Mish,
Observing the attached August 2009 GDP report you’ll note that Canada’s economy is still receding and it has not escaped recession. Furthermore, the only sectors that are growing are from the result of one of two things: stimulus and a massively inflationary credit environment.
Canadian Real Estate:
Canada’s home prices have skyrocketed in this recession. When the dollar was at 97 cents US a couple weeks ago, average Canadian home prices hit roughly $320,000 US – an all-time high. Residential mortgage debt has over doubled since 2002. We will surpass the US in per capita residential debt within the next year. In 2009 alone, we will add 100 billion in fresh residential mortgage credit (equivalent of about 1 trillion in the US on a per capita basis)

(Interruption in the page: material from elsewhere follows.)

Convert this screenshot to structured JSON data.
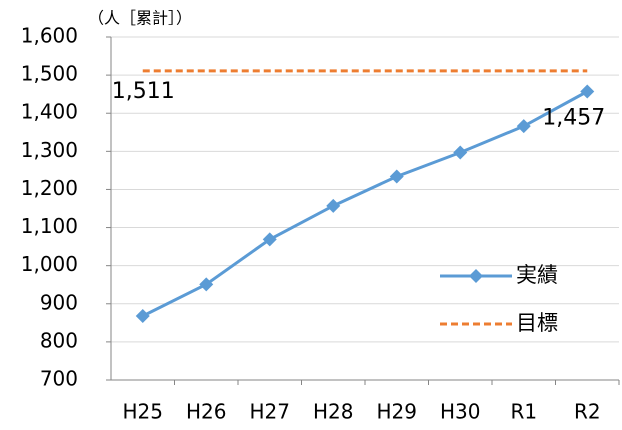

The average price of a detached Toronto home has approached $600,000. I have attached a home listed at $559,000. The home is about a 15 minute drive from downtown in an average location. It is clearly overvalued.
The listing-to-sales ratio in Toronto, the fifth largest city in North America, has surpassed the late 1980’s bubble. Moments after that point Toronto’s housing market crashed losing 25% of its value and the country went into a deep recession. Toronto’s housing market took 12 years to recover, and needless to say its recovery was brought on by a massively inflationary credit environment.
In the greater Vancouver area, our third largest metropolis after Montreal, the average price of a detached home in March 2008 was $921,000. In fall of 2008 the market tanked, but only to find itself growing again in 2009. By September 2009 the average price was back up to $904,000. Average household incomes in Vancouver are lower than average incomes in Toronto. They hover somewhere around the $70,000 mark.
All of these prices are one hundred percent attributable to ultra low interest rates and a government insured credit market. CMHC, the equivalent of Fannie and Freddie, has expanded securitization of mortgage debt to nearly 100% of the credit market in Canada. The government of Canada insures the securities. The healthy banks in Canada, something that gets bragged about internationally, have fewer loans on their books then they did in 2007. This is despite the credit market growing by 30% since then.
The Bank of Canada has already admitted to a real estate bubble in Canada. Mark Carney, head of the BOC, has threatened to manipulate the mortgage market if borrowers don’t come to their senses.